宮沢と藤原は、撮影時、ロケ地・岐阜県で同棲生活をしていたという。そのことについて、宮沢は「最初は嫌だったよね。撮影後くらいは自分の時間が欲しいなと思っていたけど、全然そんなことなくなった」と振り返り、藤原も「氷魚くんの“季節くんお風呂沸かしたよー”みたいなのが今もうないから寂しくなっちゃって…」と寂しげに語った。宮沢はさらに同棲生活を振り返り、「きのこ鍋作ったんです!」とコメント。藤原は嬉しそうに「そのきのこ鍋、たけのことかが入っていて渋いなーと思ったけど、ほんとに美味しくて…」と思い出を噛み締めていた。宮沢も「季節くんが作ってくれたものも美味しかった」と述べ、二人で仲良く鍋を作りあっていたエピソードを明かした。寸銅の鍋にいっぱいに作りすぎてしまった二人は、スタッフの部屋を回りおすそわけをしていたとのこと。
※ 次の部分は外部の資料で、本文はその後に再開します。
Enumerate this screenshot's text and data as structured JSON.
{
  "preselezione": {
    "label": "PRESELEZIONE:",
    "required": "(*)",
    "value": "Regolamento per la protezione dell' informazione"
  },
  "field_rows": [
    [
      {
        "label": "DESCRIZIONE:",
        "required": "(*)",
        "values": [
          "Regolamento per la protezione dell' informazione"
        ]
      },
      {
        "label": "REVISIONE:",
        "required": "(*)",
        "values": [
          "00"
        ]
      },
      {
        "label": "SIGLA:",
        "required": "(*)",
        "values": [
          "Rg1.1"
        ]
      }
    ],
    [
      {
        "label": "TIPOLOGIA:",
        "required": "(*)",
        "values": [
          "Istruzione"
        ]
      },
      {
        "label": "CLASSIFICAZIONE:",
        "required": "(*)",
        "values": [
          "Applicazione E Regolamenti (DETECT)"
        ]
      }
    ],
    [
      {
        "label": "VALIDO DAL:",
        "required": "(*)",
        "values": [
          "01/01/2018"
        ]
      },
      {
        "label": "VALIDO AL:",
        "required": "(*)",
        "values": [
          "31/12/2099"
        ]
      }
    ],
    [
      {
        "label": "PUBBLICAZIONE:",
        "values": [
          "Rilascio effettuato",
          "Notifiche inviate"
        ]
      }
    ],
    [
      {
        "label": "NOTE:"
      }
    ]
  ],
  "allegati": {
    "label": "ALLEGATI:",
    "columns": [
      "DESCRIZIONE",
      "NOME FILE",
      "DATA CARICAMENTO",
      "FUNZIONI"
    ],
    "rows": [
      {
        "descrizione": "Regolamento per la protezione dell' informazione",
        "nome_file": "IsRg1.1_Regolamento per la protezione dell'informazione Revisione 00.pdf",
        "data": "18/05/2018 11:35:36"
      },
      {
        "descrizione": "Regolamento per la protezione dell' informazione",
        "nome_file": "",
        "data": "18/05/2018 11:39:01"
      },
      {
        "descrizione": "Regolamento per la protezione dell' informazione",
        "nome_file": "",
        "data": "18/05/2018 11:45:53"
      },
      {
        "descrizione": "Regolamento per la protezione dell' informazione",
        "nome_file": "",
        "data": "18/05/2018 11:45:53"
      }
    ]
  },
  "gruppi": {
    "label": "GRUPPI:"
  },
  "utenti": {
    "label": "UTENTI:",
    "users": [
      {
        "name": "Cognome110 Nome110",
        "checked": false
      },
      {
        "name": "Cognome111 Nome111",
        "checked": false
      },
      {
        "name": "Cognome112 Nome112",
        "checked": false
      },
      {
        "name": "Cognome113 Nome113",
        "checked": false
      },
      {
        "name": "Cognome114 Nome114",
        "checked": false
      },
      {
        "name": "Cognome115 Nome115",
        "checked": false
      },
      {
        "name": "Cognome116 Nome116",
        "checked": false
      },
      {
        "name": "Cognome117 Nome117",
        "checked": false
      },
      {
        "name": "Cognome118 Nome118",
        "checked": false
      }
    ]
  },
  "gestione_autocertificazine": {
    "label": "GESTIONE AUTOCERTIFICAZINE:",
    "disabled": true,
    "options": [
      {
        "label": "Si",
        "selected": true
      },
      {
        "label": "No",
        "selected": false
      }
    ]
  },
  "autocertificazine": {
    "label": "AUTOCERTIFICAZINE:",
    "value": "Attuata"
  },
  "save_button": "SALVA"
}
続いて、本作を映画館で見る時に注目して欲しいポイントについて、藤原が「僕が演じた渚が最低だって意見が多くなると思う。でもそれって渚自身が一番感じていること。渚がとった行動の理由をよく考えてみると、色々なことがわかる」と語ると、宮沢は「深いねー」と嬉しそうにリアクションをした。対して宮沢は、「これを観た人は迅と渚の物語だと思うだろうけど、僕たちが繋がっていない人たちの物語でもある。視点を変えて2回目、3回目と観てほしい」と熱い想いを述べた。そして最後に、二人は「ぜひもう一度劇場にお越しください」と観客へメッセージを送り、イベントは大盛況のまま終了した。
『his』
2020年1月24日(金)より、新宿武蔵野館ほか全国ロードショー
監督:今泉力哉
企画・脚本:アサダアツシ
音楽:渡邊崇
出演:宮沢氷魚 藤原季節 松本若菜 松本穂香 外村紗玖良 中村久美 鈴木慶一 根岸季衣 堀部圭亮 戸田恵子
配給:ファントム・フィルム
【ストーリー】 井川迅(宮沢氷魚)は周囲にゲイだと知られることを恐れ、ひっそりと一人で田舎暮らしを送っていた。そこに、6歳の娘・空を連れて、元恋人の日比野渚(藤原季節)が突然現れる。「しばらくの間、居候させて欲しい」と言う渚に戸惑いを隠せない迅だったが、いつしか空も懐き、周囲の人々も3人を受け入れていく。そんな中、渚は妻・玲奈(松本若菜)との間で離婚と親権の協議をしていることを迅に打ち明ける。ある日、玲奈が空を東京に連れて戻してしまう。落ち込む渚に対して、迅は「渚と空ちゃんと3人で一緒に生きていたい」と気持ちを伝える。しかし、離婚調停が進んでいく中で、迅たちは、玲奈の弁護士や裁判から心ない言葉を浴びせられ、自分たちを取り巻く環境に改めて向き合うことになっていく…。